In reply to Stefan :
And that has about as much to do with this topic as whether the sun is yellow or orange.
You mean to tell me there were USDM cars in 2008 without ABS?
Some cars calculate vehicle speed using ABS sensors. The one on the back of the trans may be an OUTPUT speed sensor used to see if the trans is slipping and the "ABS" sensor is used for vehicle speed. There are still three other inputs so your speedo would work normally. If this is the case. YMMV.
Guessing it has something to do with a trans performance/slip sensor - the reason your trans is shifting better now is without the signal it goes into limp mode, runs the line pressure to the moon and loses its PWM abilities on the shift solenoids just to make the car get home when a sensor fails. So it shifts hard and fast like a proper trans should. Driving like this long term will eventually burn up the pump or something else equally important, plus your torque converter clutch probably quit working so HEAT!

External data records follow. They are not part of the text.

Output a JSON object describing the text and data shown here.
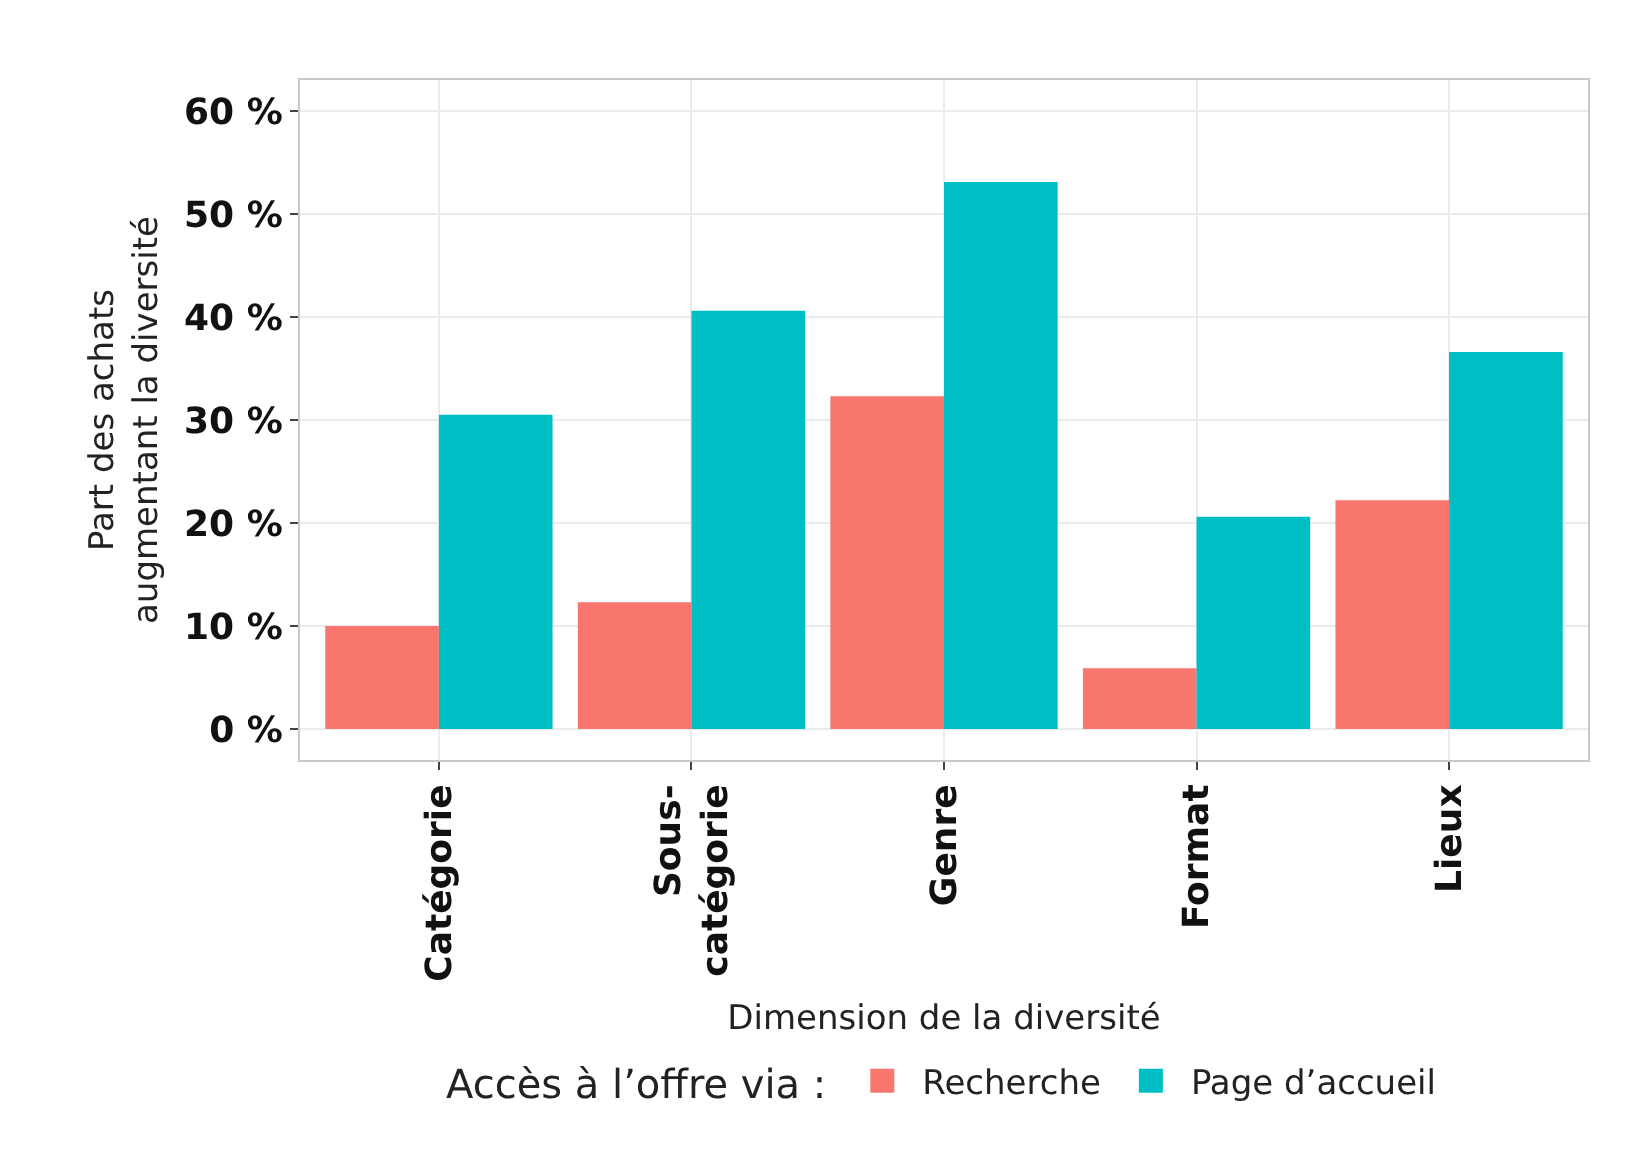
{
  "chart_data": {
    "type": "bar",
    "xlabel": "Dimension de la diversité",
    "ylabel": "Part des achats\naugmentant la diversité",
    "legend_title": "Accès à l’offre via :",
    "categories": [
      "Catégorie",
      "Sous-\ncatégorie",
      "Genre",
      "Format",
      "Lieux"
    ],
    "series": [
      {
        "name": "Recherche",
        "color": "#f8766d",
        "values": [
          10,
          12.3,
          32.3,
          5.9,
          22.2
        ]
      },
      {
        "name": "Page d’accueil",
        "color": "#00bfc4",
        "values": [
          30.5,
          40.6,
          53.1,
          20.6,
          36.6
        ]
      }
    ],
    "ylim": [
      -3,
      63
    ],
    "yticks": [
      {
        "value": 0,
        "label": "0 %"
      },
      {
        "value": 10,
        "label": "10 %"
      },
      {
        "value": 20,
        "label": "20 %"
      },
      {
        "value": 30,
        "label": "30 %"
      },
      {
        "value": 40,
        "label": "40 %"
      },
      {
        "value": 50,
        "label": "50 %"
      },
      {
        "value": 60,
        "label": "60 %"
      }
    ],
    "grid": true,
    "legend": "bottom"
  }
}
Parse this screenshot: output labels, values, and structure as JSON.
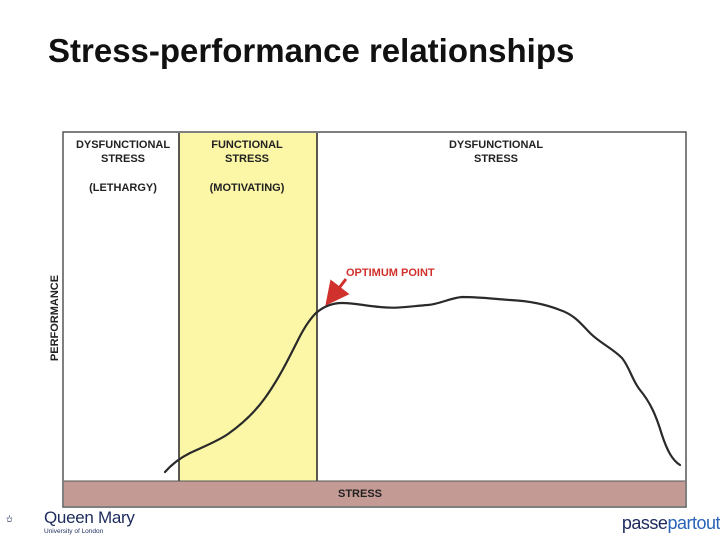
{
  "slide": {
    "title": "Stress-performance relationships"
  },
  "diagram": {
    "y_axis_label": "PERFORMANCE",
    "x_axis_label": "STRESS",
    "zones": [
      {
        "title_line1": "DYSFUNCTIONAL",
        "title_line2": "STRESS",
        "subtitle": "(LETHARGY)",
        "fill": "#ffffff"
      },
      {
        "title_line1": "FUNCTIONAL",
        "title_line2": "STRESS",
        "subtitle": "(MOTIVATING)",
        "fill": "#fbf7a6"
      },
      {
        "title_line1": "DYSFUNCTIONAL",
        "title_line2": "STRESS",
        "subtitle": "",
        "fill": "#ffffff"
      }
    ],
    "annotation": {
      "label": "OPTIMUM POINT",
      "color": "#d0312d"
    },
    "stress_bar_color": "#c49a94"
  },
  "footer": {
    "left_logo_name": "Queen Mary",
    "left_logo_sub": "University of London",
    "right_logo_part1": "passe",
    "right_logo_part2": "partout"
  }
}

That being said it wouldnt hurt to do a relearn on the trans or talk to a trans guy and see if you can shim the line pressure higher. Transgo may even make a kit for it.
In reply to Matthew Kennedy :
YEP. and it weighed about 2400lbs IIRC.
WildScotsRacingCampbellCougarSeed said:
Bobcougarzillameister said:
In reply to Stefan :
And that has about as much to do with this topic as whether the sun is yellow or orange.
It's yellow.
technically it's white, our atmosphere gives the tint our eyes interpret at yellow/orange.
Bobcougarzillameister said:
So a friend got curious and did some digging. This appears to do nothing of importance. The ECU looks for the signal, and as long as it's within a specified range does nothing with it. The signal exceeds that range or stops getting a signal and it trips a code. So it's a sensor that gets replaced for the sake of replacing it.
As a government employee I understand this completely.
Nissan does this too sometimes. ABS does wheel speed for the trans, trans VSS does the speedometer...
Strizzo
UberDork
12/27/17 4:37 a.m.
In reply to Matthew Kennedy :
I have an 06 Mazda3 without abs, pretty sure it was not standard on the first gen.